Mangels Einigung zwischen den Hinterbliebenen beantragte die Witwe, ihr Erbrecht aufgrund des Testaments vom 6. 10. 2017 festzustellen und die von den Söhnen abgegebenen Erbantrittserklärungen abzuweisen. Es liege eine formgültige letztwillige Verfügung vor, die Einheit der Urkunde werde durch den Hinweis auf den Gesamtumfang des Dokuments und den jeweiligen Seitenverweis in der Fußzeile bekundet.
Die erbantrittserklärten Söhne wandten ein, das Testament sei nicht formgültig zustande gekommen, weil sich die Unterschriften des Testators und der Zeugen nicht auf der letztwilligen Verfügung selbst befänden und keine einheitliche Urkunde vorliege. Überdies sei das Schriftstück in einem offenen Kuvert übergeben worden.
Das Erstgericht stellte das Erbrecht der Witwe aufgrund des Testaments fest und wies die Erbantrittserklärungen der Söhne ab. Es erachtete das Testament als formgültig, weil ein klarer räumlicher und inhaltlicher Zusammenhang zwischen den beiden losen Blättern bestehe. Die Unterfertigung durch Testator und Zeugen auf dem Blatt mit dem Text der letztwilligen Verfügung wäre nicht möglich gewesen, weil dessen beide Seiten vollgeschrieben gewesen seien. Die Fußzeilennummerierung einerseits und das Schriftbild andererseits – die mit Computer geschriebenen Teile des einen und des anderen Blattes seien optisch identisch – bestätigten die Einheit der Urkunde. Auch die Aufschrift auf dem Kuvert, in welches die beiden losen Blätter gesteckt worden seien, sei eindeutig.
Das Rekursgericht änderte diese Entscheidung dahingehend ab, dass es die Erbantrittserklärung der Witwe abwies und das Erbrecht des Zweit- und des Drittantragstellers aus dem Titel des Gesetzes feststellte. Es sprach aus, dass der Wert des Entscheidungsgegenstands 30.000 EUR übersteige und der ordentliche Revisionsrekurs zulässig sei.
Nach Erörterung der Entscheidung 2 Ob 192/17z und dazu vorliegender Stimmen in der Literatur gelangte das Rekursgericht zu dem Ergebnis, dass das Testament vom 6. 10. 2017 formungültig sei.

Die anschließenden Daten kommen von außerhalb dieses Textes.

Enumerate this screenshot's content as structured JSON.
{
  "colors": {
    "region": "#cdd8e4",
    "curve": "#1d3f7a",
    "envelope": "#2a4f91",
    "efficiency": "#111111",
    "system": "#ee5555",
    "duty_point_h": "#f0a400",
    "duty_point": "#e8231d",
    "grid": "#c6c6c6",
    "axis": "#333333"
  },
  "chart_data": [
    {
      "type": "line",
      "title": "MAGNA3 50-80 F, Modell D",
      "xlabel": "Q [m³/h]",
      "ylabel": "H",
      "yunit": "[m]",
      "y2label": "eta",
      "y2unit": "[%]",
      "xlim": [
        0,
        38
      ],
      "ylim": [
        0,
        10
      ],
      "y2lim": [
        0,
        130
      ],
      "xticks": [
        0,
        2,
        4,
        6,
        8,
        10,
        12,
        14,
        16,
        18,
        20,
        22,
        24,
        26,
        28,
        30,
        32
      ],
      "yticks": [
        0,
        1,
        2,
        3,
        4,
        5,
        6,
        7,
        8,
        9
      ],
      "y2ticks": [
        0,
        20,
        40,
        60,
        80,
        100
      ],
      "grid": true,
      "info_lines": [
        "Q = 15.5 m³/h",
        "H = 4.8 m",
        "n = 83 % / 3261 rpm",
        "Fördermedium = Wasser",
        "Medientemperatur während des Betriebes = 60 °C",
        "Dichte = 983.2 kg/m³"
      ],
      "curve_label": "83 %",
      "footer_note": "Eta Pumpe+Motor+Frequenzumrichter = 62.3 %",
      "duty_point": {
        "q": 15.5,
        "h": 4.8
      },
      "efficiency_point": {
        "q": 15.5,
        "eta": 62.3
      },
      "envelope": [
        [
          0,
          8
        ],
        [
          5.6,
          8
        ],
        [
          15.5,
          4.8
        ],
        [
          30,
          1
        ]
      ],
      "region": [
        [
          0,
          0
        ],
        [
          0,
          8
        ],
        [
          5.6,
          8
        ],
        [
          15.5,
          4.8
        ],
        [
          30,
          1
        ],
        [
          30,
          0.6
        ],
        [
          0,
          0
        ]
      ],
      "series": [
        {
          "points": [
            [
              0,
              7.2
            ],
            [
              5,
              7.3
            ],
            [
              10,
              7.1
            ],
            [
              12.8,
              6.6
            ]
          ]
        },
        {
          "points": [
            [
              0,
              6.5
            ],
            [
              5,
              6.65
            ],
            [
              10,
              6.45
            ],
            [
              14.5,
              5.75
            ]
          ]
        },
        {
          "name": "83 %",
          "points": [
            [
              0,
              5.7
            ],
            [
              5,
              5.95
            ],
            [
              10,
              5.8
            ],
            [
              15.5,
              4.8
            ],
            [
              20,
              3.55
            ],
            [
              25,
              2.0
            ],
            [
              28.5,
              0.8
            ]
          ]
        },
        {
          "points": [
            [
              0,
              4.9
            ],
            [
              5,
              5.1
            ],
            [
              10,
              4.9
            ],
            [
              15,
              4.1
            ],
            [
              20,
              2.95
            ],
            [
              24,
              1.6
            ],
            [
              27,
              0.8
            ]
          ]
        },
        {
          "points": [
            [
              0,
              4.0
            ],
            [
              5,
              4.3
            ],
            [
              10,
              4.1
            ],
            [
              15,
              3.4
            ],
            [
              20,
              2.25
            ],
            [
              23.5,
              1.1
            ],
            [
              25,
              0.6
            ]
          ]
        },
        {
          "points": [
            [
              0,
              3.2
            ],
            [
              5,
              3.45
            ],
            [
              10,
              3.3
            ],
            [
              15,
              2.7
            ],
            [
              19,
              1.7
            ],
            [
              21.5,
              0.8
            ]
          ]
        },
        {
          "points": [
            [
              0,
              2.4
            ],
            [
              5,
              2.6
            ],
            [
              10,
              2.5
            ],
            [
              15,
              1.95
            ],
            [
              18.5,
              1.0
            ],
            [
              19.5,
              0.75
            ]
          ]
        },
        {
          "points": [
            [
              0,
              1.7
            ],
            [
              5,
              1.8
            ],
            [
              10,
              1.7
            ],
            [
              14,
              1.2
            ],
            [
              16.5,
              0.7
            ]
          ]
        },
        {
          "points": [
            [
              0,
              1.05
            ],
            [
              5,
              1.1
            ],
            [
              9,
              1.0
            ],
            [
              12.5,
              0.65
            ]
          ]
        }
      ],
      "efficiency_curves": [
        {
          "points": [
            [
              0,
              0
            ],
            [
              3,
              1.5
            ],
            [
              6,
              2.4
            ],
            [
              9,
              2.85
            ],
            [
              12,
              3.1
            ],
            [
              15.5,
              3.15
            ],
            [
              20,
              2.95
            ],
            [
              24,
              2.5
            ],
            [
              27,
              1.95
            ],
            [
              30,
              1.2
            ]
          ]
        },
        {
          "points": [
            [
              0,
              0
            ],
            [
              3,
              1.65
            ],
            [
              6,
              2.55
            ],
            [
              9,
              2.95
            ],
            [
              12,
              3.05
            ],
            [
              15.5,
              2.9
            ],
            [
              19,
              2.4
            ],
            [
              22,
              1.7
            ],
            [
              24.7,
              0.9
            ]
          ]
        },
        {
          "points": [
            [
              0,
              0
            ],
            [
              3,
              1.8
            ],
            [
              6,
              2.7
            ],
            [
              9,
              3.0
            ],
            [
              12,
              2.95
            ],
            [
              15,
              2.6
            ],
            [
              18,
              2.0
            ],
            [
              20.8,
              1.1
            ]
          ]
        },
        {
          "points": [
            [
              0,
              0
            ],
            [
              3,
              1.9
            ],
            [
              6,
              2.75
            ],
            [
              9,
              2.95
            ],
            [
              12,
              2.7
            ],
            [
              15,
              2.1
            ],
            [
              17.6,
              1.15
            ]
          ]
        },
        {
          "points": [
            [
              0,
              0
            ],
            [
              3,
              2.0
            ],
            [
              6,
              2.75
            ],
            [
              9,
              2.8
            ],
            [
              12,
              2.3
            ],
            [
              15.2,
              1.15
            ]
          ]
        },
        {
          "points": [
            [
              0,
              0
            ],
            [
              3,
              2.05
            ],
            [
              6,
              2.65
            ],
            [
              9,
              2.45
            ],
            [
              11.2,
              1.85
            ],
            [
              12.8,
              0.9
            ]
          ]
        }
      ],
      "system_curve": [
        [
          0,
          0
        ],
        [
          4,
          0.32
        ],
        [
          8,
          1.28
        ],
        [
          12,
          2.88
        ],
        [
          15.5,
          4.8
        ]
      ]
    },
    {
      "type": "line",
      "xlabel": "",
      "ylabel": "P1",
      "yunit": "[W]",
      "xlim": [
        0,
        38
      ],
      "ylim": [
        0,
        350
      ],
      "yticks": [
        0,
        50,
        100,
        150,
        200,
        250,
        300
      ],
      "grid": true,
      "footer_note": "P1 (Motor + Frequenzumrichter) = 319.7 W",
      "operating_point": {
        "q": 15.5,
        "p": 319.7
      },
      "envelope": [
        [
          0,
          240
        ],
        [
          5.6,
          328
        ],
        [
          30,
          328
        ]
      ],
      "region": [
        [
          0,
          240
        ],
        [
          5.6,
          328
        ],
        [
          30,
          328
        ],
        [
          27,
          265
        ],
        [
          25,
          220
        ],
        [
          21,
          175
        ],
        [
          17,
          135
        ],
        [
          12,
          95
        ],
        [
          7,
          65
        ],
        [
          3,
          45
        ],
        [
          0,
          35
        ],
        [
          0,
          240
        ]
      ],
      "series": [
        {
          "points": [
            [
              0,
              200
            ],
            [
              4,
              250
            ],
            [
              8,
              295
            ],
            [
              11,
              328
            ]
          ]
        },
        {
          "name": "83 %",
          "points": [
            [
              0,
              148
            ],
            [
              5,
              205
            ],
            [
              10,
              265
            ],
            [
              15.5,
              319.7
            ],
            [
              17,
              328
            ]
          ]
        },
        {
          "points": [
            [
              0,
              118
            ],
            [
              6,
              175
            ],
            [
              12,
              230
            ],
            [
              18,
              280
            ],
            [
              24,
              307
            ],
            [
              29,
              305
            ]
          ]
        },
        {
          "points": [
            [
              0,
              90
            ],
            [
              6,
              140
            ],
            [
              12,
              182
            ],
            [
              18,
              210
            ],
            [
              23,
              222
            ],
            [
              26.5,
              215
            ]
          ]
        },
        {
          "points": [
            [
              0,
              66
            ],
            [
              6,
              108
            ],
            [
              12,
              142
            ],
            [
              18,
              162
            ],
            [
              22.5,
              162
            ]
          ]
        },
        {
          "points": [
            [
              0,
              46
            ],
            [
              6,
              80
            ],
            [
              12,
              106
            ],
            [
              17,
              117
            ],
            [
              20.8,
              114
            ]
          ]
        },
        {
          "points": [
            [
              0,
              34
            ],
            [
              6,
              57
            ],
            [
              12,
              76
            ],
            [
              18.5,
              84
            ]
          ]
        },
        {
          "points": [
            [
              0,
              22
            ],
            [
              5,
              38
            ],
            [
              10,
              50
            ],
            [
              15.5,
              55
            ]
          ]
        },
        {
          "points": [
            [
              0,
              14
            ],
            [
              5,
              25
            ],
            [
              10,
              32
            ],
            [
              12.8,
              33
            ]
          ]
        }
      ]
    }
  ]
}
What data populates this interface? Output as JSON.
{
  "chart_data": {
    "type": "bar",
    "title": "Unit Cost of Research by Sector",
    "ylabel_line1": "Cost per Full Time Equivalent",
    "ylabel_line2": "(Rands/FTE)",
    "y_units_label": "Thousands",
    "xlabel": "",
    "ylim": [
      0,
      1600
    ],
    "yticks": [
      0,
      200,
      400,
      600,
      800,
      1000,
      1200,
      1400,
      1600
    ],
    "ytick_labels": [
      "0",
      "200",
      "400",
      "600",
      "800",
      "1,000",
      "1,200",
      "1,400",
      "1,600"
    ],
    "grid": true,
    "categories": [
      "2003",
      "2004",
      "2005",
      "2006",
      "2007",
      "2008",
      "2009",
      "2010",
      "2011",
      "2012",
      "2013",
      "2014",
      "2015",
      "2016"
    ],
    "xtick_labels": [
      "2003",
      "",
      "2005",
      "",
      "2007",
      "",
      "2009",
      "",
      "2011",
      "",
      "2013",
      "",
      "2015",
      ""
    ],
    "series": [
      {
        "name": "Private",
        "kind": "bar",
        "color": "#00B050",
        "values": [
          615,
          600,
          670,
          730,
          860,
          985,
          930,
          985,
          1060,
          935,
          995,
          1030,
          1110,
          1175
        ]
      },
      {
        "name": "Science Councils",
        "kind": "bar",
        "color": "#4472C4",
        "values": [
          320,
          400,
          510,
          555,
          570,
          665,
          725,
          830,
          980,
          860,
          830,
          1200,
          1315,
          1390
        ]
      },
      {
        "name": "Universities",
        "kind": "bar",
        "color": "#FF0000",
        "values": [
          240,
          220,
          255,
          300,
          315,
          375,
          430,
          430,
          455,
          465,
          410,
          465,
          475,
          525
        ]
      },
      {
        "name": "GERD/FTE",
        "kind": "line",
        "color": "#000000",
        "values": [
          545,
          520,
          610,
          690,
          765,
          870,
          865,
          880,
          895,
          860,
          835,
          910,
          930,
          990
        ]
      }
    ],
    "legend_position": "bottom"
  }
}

Der auf dem zweiten Blatt als einzigem Textteil befindlichen handschriftlichen nuncupatio „Das ist mein letzter Wille“ sei nicht zu entnehmen, worauf sich dieser Passus beziehe. Der einzige deutbare Zusammenhang mit dem ersten Blatt sei der Seitenhinweis in der Fußzeile. Mangels Verbindung der Blätter erscheine dies nicht ausreichend, weil ein Austausch allzu leicht möglich wäre. Im Übrigen sei auch noch das Kuvert, in welchem die Blätter verwahrt worden seien, unverschlossen gewesen.
Der ordentliche Revisionsrekurs sei mangels eindeutiger Judikatur und infolge unterschiedlicher Stellungnahmen in der Lehre zur Frage der Formgültigkeit bei Vorliegen der Unterschriften von Testator und Zeugen auf einem losen zweiten Blatt ohne Text zulässig.
Gegen diese Entscheidung richtet sich der Revisionsrekurs der Witwe mit dem Abänderungsantrag, ihr Erbrecht festzustellen und die Erbantrittserklärungen der Söhne abzuweisen; hilfsweise wird ein Aufhebungsantrag gestellt.
Die Söhne beantragen in ihren Revisionsrekursbeantwortungen jeweils, den Revisionsrekurs zurückzuweisen; in eventu, ihm nicht Folge zu geben.
Rechtliche Beurteilung
Der Revisionsrekurs der Erstantragstellerin ist im Sinne der Ausführungen des Rekursgerichts zulässig, er ist aber nicht berechtigt.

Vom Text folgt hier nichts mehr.